We feel, therefore we are.
That seems, more and more, to be the cultural mantra we are all living under whether we recognize it or not. We use that gauge to determine increasingly every decision we make, from the restaurant we want to eat at for lunch to the person we choose or do not choose to remain married to right down to the fitting room we choose to use in a clothing store. If you imagine our lives as locomotives, then the engine at the front of that train – the one that pulls everything else along – is the engine named “feelings.” We feel, therefore we are, and therefore we act.
Our feelings also take the lead in our theology. We read a difficult text, hear some tough words from Jesus, or start to wrestle with a biblical doctrine that just seems so out of date in the modern world, and often the trump card is our feelings. We pick and choose and interpret even the words of the Scripture using our feelings as a grid. The ultimate question, then, is not what is true, but what do we feel.
Given how important feelings are to us, it’s surprising to see just how little the Bible seems to care about them. Now don’t misunderstand here, because the Bible is very honest when it comes to our feelings. The Psalms are an incredibly emotional set of songs filled with gut-wrenching doubt, sorrow, and anxiety. The Psalmist pulled no punches in acknowledging his own feelings, and neither should we. So it’s not that the Bible doesn’t honestly acknowledge our feelings; it just doesn’t seem too concerned with addressing them beyond giving us space to feel what we feel and even speak those feelings out loud to the Lord.

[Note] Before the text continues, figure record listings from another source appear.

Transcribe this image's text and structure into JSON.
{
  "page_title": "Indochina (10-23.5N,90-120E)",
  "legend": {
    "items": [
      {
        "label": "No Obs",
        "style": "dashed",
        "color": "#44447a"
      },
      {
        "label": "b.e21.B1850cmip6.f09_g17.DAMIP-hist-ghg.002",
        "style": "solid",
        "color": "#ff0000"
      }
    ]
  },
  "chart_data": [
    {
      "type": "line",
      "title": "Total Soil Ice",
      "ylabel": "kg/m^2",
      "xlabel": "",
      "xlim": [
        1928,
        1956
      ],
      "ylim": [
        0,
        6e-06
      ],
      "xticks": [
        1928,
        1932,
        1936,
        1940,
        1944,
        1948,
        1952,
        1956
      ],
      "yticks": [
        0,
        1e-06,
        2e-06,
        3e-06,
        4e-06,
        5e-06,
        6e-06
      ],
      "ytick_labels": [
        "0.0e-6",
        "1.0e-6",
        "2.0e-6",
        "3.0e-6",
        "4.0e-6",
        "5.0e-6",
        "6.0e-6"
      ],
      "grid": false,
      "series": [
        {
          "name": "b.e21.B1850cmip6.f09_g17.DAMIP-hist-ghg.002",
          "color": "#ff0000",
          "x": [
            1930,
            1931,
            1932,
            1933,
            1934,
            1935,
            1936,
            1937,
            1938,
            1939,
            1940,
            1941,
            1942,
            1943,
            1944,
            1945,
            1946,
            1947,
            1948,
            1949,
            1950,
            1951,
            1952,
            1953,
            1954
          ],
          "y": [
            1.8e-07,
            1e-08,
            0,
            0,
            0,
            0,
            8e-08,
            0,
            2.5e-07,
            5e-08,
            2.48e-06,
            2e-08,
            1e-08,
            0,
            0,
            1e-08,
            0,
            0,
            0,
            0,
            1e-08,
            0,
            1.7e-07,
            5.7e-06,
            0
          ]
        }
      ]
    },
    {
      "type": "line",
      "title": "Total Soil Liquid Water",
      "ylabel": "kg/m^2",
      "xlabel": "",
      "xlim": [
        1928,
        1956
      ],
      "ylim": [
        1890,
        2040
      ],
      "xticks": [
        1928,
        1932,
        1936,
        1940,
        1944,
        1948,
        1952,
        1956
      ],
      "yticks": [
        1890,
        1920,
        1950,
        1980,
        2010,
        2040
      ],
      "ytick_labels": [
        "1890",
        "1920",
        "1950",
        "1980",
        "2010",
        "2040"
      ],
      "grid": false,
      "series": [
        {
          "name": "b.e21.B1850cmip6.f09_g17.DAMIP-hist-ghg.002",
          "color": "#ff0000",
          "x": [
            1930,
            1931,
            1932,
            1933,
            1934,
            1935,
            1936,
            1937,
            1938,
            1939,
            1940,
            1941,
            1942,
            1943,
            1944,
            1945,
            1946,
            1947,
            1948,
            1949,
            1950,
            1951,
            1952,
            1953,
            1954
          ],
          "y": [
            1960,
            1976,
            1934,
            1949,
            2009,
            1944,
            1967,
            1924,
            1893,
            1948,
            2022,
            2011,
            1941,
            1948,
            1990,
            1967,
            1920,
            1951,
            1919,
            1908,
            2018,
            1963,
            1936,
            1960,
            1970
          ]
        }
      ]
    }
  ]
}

Why might that be? Why doesn’t the Bible tell us what and how to feel? I’d suggest three reasons:
1. Because feelings are liars.
As Eugene Peterson puts it, “Feelings are important in many areas but completely unreliable in matters of faith.” That is true, and the Bible tells us so along with Peterson: “The heart is more deceitful than anything else, and incurable—who can understand it?” (Jer. 17:9).
Like all parts of us, our emotions have been corrupted by sin. We aren’t made happy by the truly joyous things, and we aren’t nearly grieved and outraged enough by those things that truly grieve and outrage a holy God. We simply can’t trust our feelings, and the Bible knows it. It is a fearful thing to live in the knowledge that you can’t trust yourself. But that fear can either paralyze you, or it can make you look outside yourself for the ultimate source of truth and guidance. This is what the Bible is concerned with – revealing to us that source of truth which, unlike our own hearts, can indeed ultimately be trusted.

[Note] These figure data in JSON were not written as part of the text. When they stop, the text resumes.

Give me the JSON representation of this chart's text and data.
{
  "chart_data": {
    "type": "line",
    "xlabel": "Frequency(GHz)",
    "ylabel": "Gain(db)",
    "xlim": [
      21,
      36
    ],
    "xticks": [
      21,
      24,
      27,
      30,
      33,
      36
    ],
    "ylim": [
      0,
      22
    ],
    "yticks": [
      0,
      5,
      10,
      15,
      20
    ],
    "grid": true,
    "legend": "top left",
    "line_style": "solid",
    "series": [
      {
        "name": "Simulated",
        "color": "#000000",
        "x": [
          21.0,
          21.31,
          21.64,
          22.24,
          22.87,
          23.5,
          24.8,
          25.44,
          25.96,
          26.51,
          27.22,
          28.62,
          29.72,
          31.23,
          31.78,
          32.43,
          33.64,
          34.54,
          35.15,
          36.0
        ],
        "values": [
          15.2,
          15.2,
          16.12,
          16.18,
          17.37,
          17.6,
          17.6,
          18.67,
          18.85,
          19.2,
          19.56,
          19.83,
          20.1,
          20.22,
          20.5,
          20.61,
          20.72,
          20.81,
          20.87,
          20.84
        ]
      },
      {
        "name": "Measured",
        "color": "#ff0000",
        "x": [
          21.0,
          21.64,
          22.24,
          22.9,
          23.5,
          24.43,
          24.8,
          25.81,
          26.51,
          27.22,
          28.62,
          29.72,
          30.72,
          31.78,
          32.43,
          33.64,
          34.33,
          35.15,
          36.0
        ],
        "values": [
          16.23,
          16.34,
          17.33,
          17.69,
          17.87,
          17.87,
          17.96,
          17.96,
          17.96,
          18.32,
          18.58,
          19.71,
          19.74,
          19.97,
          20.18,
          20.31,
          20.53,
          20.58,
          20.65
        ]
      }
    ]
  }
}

2. Because God is primarily concerned with faith.
The Book of Hebrews explicitly tells us this:
“Now without faith it is impossible to please God, since the one who draws near to him must believe that he exists and that he rewards those who seek him” (Heb. 11:6).

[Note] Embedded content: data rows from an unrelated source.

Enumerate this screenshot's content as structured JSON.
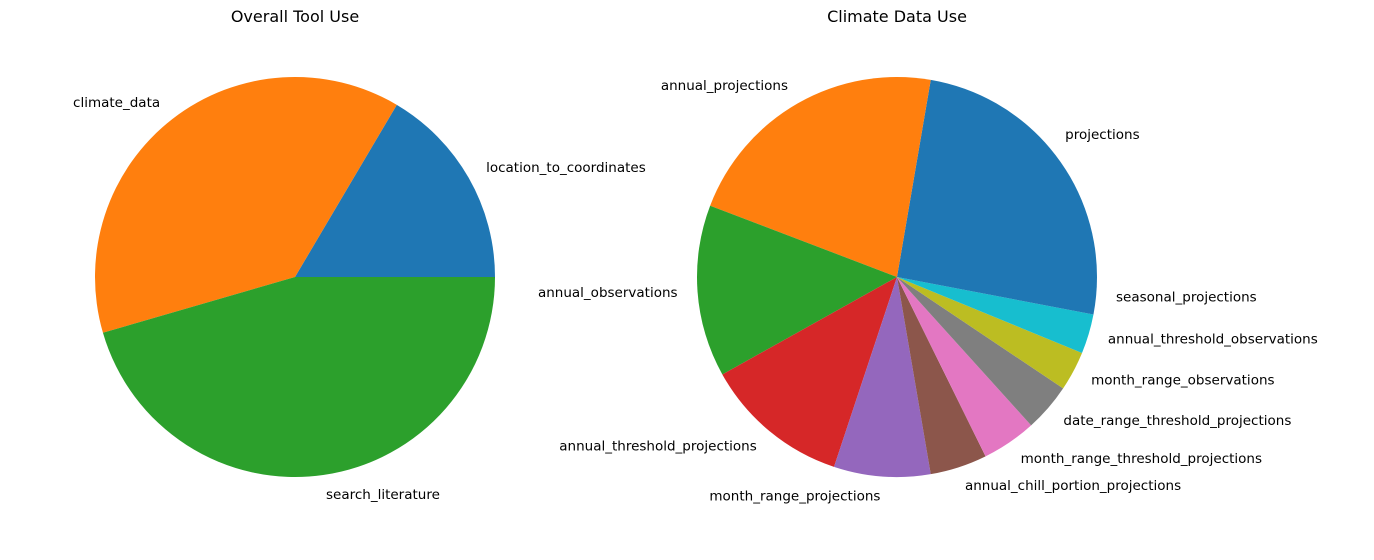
{
  "chart_data": [
    {
      "type": "pie",
      "title": "Overall Tool Use",
      "center": [
        295,
        277
      ],
      "radius": 200,
      "start_angle": 0,
      "counterclock": true,
      "categories": [
        "location_to_coordinates",
        "climate_data",
        "search_literature"
      ],
      "values": [
        16.5,
        38.0,
        45.5
      ],
      "colors": [
        "#1f77b4",
        "#ff7f0e",
        "#2ca02c"
      ],
      "legend": false
    },
    {
      "type": "pie",
      "title": "Climate Data Use",
      "center": [
        897,
        277
      ],
      "radius": 200,
      "start_angle": 0,
      "counterclock": true,
      "categories": [
        "projections",
        "annual_projections",
        "annual_observations",
        "annual_threshold_projections",
        "month_range_projections",
        "annual_chill_portion_projections",
        "month_range_threshold_projections",
        "date_range_threshold_projections",
        "month_range_observations",
        "annual_threshold_observations",
        "seasonal_projections"
      ],
      "values": [
        22.3,
        21.9,
        13.9,
        11.8,
        7.8,
        4.6,
        4.4,
        3.9,
        3.2,
        3.2,
        3.0
      ],
      "colors": [
        "#1f77b4",
        "#ff7f0e",
        "#2ca02c",
        "#d62728",
        "#9467bd",
        "#8c564b",
        "#e377c2",
        "#7f7f7f",
        "#bcbd22",
        "#17becf",
        "#1f77b4"
      ],
      "legend": false
    }
  ]
}
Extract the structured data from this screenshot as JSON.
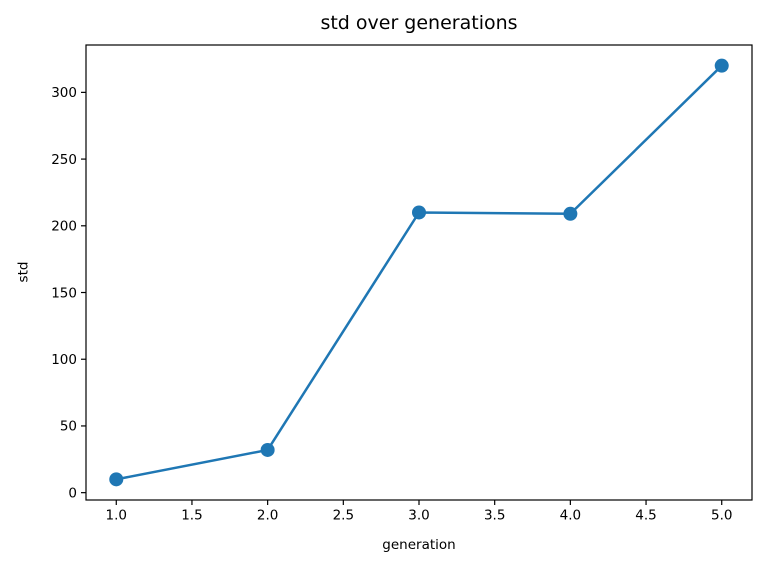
{
  "chart_data": {
    "type": "line",
    "title": "std over generations",
    "xlabel": "generation",
    "ylabel": "std",
    "x": [
      1,
      2,
      3,
      4,
      5
    ],
    "y": [
      10,
      32,
      210,
      209,
      320
    ],
    "xlim": [
      0.8,
      5.2
    ],
    "ylim": [
      -5.5,
      335.5
    ],
    "x_ticks": {
      "values": [
        1.0,
        1.5,
        2.0,
        2.5,
        3.0,
        3.5,
        4.0,
        4.5,
        5.0
      ],
      "labels": [
        "1.0",
        "1.5",
        "2.0",
        "2.5",
        "3.0",
        "3.5",
        "4.0",
        "4.5",
        "5.0"
      ]
    },
    "y_ticks": {
      "values": [
        0,
        50,
        100,
        150,
        200,
        250,
        300
      ],
      "labels": [
        "0",
        "50",
        "100",
        "150",
        "200",
        "250",
        "300"
      ]
    },
    "line_color": "#1f77b4",
    "marker": "circle",
    "grid": false,
    "legend": null
  }
}
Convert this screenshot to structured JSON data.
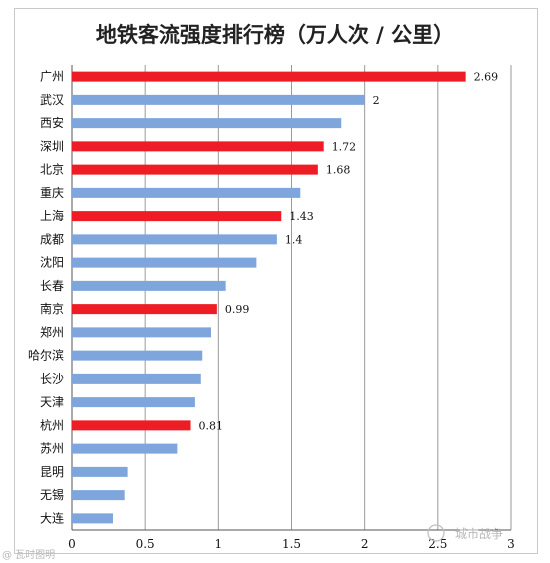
{
  "watermarks": {
    "source": "城市战争",
    "corner": "@ 瓦时图明"
  },
  "chart_data": {
    "type": "bar",
    "orientation": "horizontal",
    "title": "地铁客流强度排行榜（万人次 / 公里）",
    "xlabel": "",
    "ylabel": "",
    "xlim": [
      0,
      3
    ],
    "xticks": [
      0,
      0.5,
      1,
      1.5,
      2,
      2.5,
      3
    ],
    "xtick_labels": [
      "0",
      "0.5",
      "1",
      "1.5",
      "2",
      "2.5",
      "3"
    ],
    "grid": "vertical",
    "legend": "none",
    "colors": {
      "highlight": "#ee1c25",
      "normal": "#7ea6dc",
      "grid": "#9a9a9a"
    },
    "categories": [
      "广州",
      "武汉",
      "西安",
      "深圳",
      "北京",
      "重庆",
      "上海",
      "成都",
      "沈阳",
      "长春",
      "南京",
      "郑州",
      "哈尔滨",
      "长沙",
      "天津",
      "杭州",
      "苏州",
      "昆明",
      "无锡",
      "大连"
    ],
    "values": [
      2.69,
      2.0,
      1.84,
      1.72,
      1.68,
      1.56,
      1.43,
      1.4,
      1.26,
      1.05,
      0.99,
      0.95,
      0.89,
      0.88,
      0.84,
      0.81,
      0.72,
      0.38,
      0.36,
      0.28
    ],
    "highlighted": [
      true,
      false,
      false,
      true,
      true,
      false,
      true,
      false,
      false,
      false,
      true,
      false,
      false,
      false,
      false,
      true,
      false,
      false,
      false,
      false
    ],
    "data_labels": [
      "2.69",
      "2",
      "",
      "1.72",
      "1.68",
      "",
      "1.43",
      "1.4",
      "",
      "",
      "0.99",
      "",
      "",
      "",
      "",
      "0.81",
      "",
      "",
      "",
      ""
    ]
  }
}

God is looking for faith. True, genuine faith. And, as the writer of Hebrews also pointed out, faith is all about confidence in what we cannot see; it’s about a lasting hope in what we hope for in God. The very essence of faith is predicated upon a different reality than is immediately apprehended by our senses. We can’t see it. We can’t touch it. We can’t smell or taste it. That’s why we must have faith. And we can extend those five senses into the realm of feelings. We can’t feel “it”, but we nevertheless believe “it” to be true. That is faith.
So the Bible recognizes the primacy of faith in our lives and wants to teach us what to believe about God, the world, and ourselves. Not what we should feel.
3. Because actions, not feelings, are the truest window to the heart.
Is your faith real? Is mine? Feelings will not dictate the answer to that question. Nearly the whole Book of James tells us that actions, not feelings are the truest window to the heart:
“What good is it, my brothers and sisters, if someone claims to have faith but does not have works? Can such faith save him?” (James 2:14).
Church history (and even our own pasts) are riddled with stories of those who knew they ought to feel one thing, and yet they did not. But the issue does not end there. We might not feel like reading the Bible; or singing in worship to God; or being faithful to our spouse; or reporting our income honestly on our taxes. The question, though, is not what we feel; it’s what we do. For it’s those actions that are the truest reflection of whether we have actually been deeply changed by the gospel.
Friends, none of us feels exactly what we ought to feel. All of us have hearts that lie to us and lead us astray. But thank God we have a Bible that tells us the truth even if we can’t do the same thing for ourselves. And thank God that someday, gloriously, we will be made whole – whole in body, whole in spirit, and even whole in our emotions.